According to an editorial by The New York Times, ageism or age discrimination is actually very real and very common. The author of the editorial took the example of ex-Apple engineer J.K. Scheinberg who interviewed for a position of a customer support representative at the Apple Genius Bar. Scheinberg worked for Apple from 1987 to 2008 and was responsible for the first builds of OS X for Intel processors.
"On the way out, all three of the interviewers singled me out and said, 'We'll be in touch,'" Scheinberg said. "I never heard back.” He was 54 when he applied for the job at the Apple Store.
Age is just a number
Scheinberg’s case isn’t an isolated incident. Apple Insider cites another case where back in back in 2010, a 60-year-old Apple Store employee, Michael Katz, sued the company for promoting a less senior and, according to him, less qualified employee for the role of "Creative" at the Orlando, Florida store. Of course, in that case, Katz was already working at the Apple Store, and was evidently not denied candidacy.
"Each individual selected for the promotions sought by Katz was at least 15 years younger than Katz,” the complaint stated. "Katz was passed over for promotion multiple times in favor of individuals with less seniority and inferior qualifications.”
New grads wanted
In 2012, Apple began including the term “new grad” in job postings. This made it clear as daylight that Apple, among others, was favoring young, relatively inexperienced minds rather than go for someone with years of experience.

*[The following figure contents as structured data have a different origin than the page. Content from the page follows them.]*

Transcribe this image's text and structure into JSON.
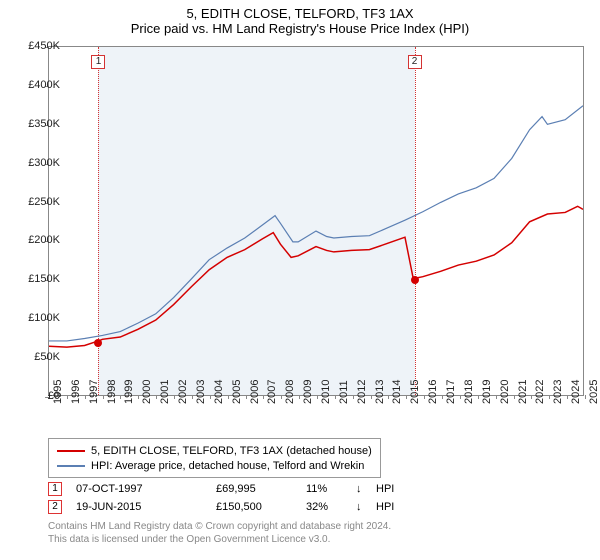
{
  "title": "5, EDITH CLOSE, TELFORD, TF3 1AX",
  "subtitle": "Price paid vs. HM Land Registry's House Price Index (HPI)",
  "chart": {
    "type": "line",
    "background_color": "#ffffff",
    "shaded_band_color": "#eef3f8",
    "shaded_band": {
      "from_year": 1997.77,
      "to_year": 2015.46
    },
    "xlim": [
      1995,
      2025
    ],
    "ylim": [
      0,
      450000
    ],
    "ytick_step": 50000,
    "y_prefix": "£",
    "y_labels": [
      "£0",
      "£50K",
      "£100K",
      "£150K",
      "£200K",
      "£250K",
      "£300K",
      "£350K",
      "£400K",
      "£450K"
    ],
    "x_ticks": [
      1995,
      1996,
      1997,
      1998,
      1999,
      2000,
      2001,
      2002,
      2003,
      2004,
      2005,
      2006,
      2007,
      2008,
      2009,
      2010,
      2011,
      2012,
      2013,
      2014,
      2015,
      2016,
      2017,
      2018,
      2019,
      2020,
      2021,
      2022,
      2023,
      2024,
      2025
    ],
    "series": [
      {
        "name": "price_paid",
        "label": "5, EDITH CLOSE, TELFORD, TF3 1AX (detached house)",
        "color": "#d40000",
        "line_width": 1.5,
        "data": [
          [
            1995,
            63000
          ],
          [
            1996,
            62000
          ],
          [
            1997,
            64000
          ],
          [
            1997.77,
            69995
          ],
          [
            1998,
            72000
          ],
          [
            1999,
            75000
          ],
          [
            2000,
            85000
          ],
          [
            2001,
            97000
          ],
          [
            2002,
            117000
          ],
          [
            2003,
            140000
          ],
          [
            2004,
            162000
          ],
          [
            2005,
            178000
          ],
          [
            2006,
            188000
          ],
          [
            2007,
            202000
          ],
          [
            2007.6,
            210000
          ],
          [
            2008,
            195000
          ],
          [
            2008.6,
            178000
          ],
          [
            2009,
            180000
          ],
          [
            2010,
            192000
          ],
          [
            2010.6,
            187000
          ],
          [
            2011,
            185000
          ],
          [
            2012,
            187000
          ],
          [
            2013,
            188000
          ],
          [
            2014,
            196000
          ],
          [
            2015,
            204000
          ],
          [
            2015.46,
            150500
          ],
          [
            2016,
            153000
          ],
          [
            2017,
            160000
          ],
          [
            2018,
            168000
          ],
          [
            2019,
            173000
          ],
          [
            2020,
            181000
          ],
          [
            2021,
            197000
          ],
          [
            2022,
            224000
          ],
          [
            2023,
            234000
          ],
          [
            2024,
            236000
          ],
          [
            2024.7,
            244000
          ],
          [
            2025,
            240000
          ]
        ]
      },
      {
        "name": "hpi",
        "label": "HPI: Average price, detached house, Telford and Wrekin",
        "color": "#5b7fb3",
        "line_width": 1.2,
        "data": [
          [
            1995,
            70000
          ],
          [
            1996,
            70000
          ],
          [
            1997,
            73000
          ],
          [
            1998,
            77000
          ],
          [
            1999,
            82000
          ],
          [
            2000,
            93000
          ],
          [
            2001,
            105000
          ],
          [
            2002,
            126000
          ],
          [
            2003,
            150000
          ],
          [
            2004,
            175000
          ],
          [
            2005,
            190000
          ],
          [
            2006,
            203000
          ],
          [
            2007,
            220000
          ],
          [
            2007.7,
            232000
          ],
          [
            2008,
            222000
          ],
          [
            2008.7,
            198000
          ],
          [
            2009,
            198000
          ],
          [
            2010,
            212000
          ],
          [
            2010.6,
            205000
          ],
          [
            2011,
            203000
          ],
          [
            2012,
            205000
          ],
          [
            2013,
            206000
          ],
          [
            2014,
            216000
          ],
          [
            2015,
            226000
          ],
          [
            2016,
            237000
          ],
          [
            2017,
            249000
          ],
          [
            2018,
            260000
          ],
          [
            2019,
            268000
          ],
          [
            2020,
            280000
          ],
          [
            2021,
            306000
          ],
          [
            2022,
            343000
          ],
          [
            2022.7,
            360000
          ],
          [
            2023,
            350000
          ],
          [
            2024,
            356000
          ],
          [
            2025,
            374000
          ]
        ]
      }
    ],
    "sale_markers": [
      {
        "idx": "1",
        "year": 1997.77,
        "price": 69995
      },
      {
        "idx": "2",
        "year": 2015.46,
        "price": 150500
      }
    ],
    "marker_line_color": "#d33333",
    "marker_box_border": "#d33333",
    "sale_point_color": "#d40000",
    "axis_fontsize": 11,
    "title_fontsize": 13
  },
  "legend": {
    "items": [
      {
        "color": "#d40000",
        "label": "5, EDITH CLOSE, TELFORD, TF3 1AX (detached house)"
      },
      {
        "color": "#5b7fb3",
        "label": "HPI: Average price, detached house, Telford and Wrekin"
      }
    ]
  },
  "sales": [
    {
      "idx": "1",
      "date": "07-OCT-1997",
      "price": "£69,995",
      "pct": "11%",
      "arrow": "↓",
      "vs": "HPI"
    },
    {
      "idx": "2",
      "date": "19-JUN-2015",
      "price": "£150,500",
      "pct": "32%",
      "arrow": "↓",
      "vs": "HPI"
    }
  ],
  "footer": {
    "line1": "Contains HM Land Registry data © Crown copyright and database right 2024.",
    "line2": "This data is licensed under the Open Government Licence v3.0."
  }
}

The popular belief that younger minds are full of ideas and creativity speaks out loud here. This belief has been voiced by venture capitalist and co-founder of Sun Microsystems Vinod Khosla, who said “people over 45 basically die in terms of new ideas.” Ironically, Khosla was 55 at the time of his remark.
Both Zuckerberg and Khosla have since retracted their statements and have claimed that they were misinterpreted.
Why it matters
It’s perhaps not surprising these days to hear of start up firms hiring people straight out of college. Indeed, it’s a great way for young employees to get some experience under their belts before they hit 25. But the growing attraction towards younger candidates is resulting in a general fall in average working age in many countries.
Laurie A. McCann, an AARP Foundation attorney, Citing a Fortune magazine article, said "the median age of employees at Twitter is just 28, and at Facebook, and Google, the median age is 29. When compared to a median age of 42 for the workforce overall, the message is stark -- older workers are persona non grata in technology."
Age discrimination is illegal and yet it continues to persist today. It’s necessary for firms like Apple, Google and others alike to acknowledge this prejudice and to confront ageism by including senior job seekers rather than outing them altogether.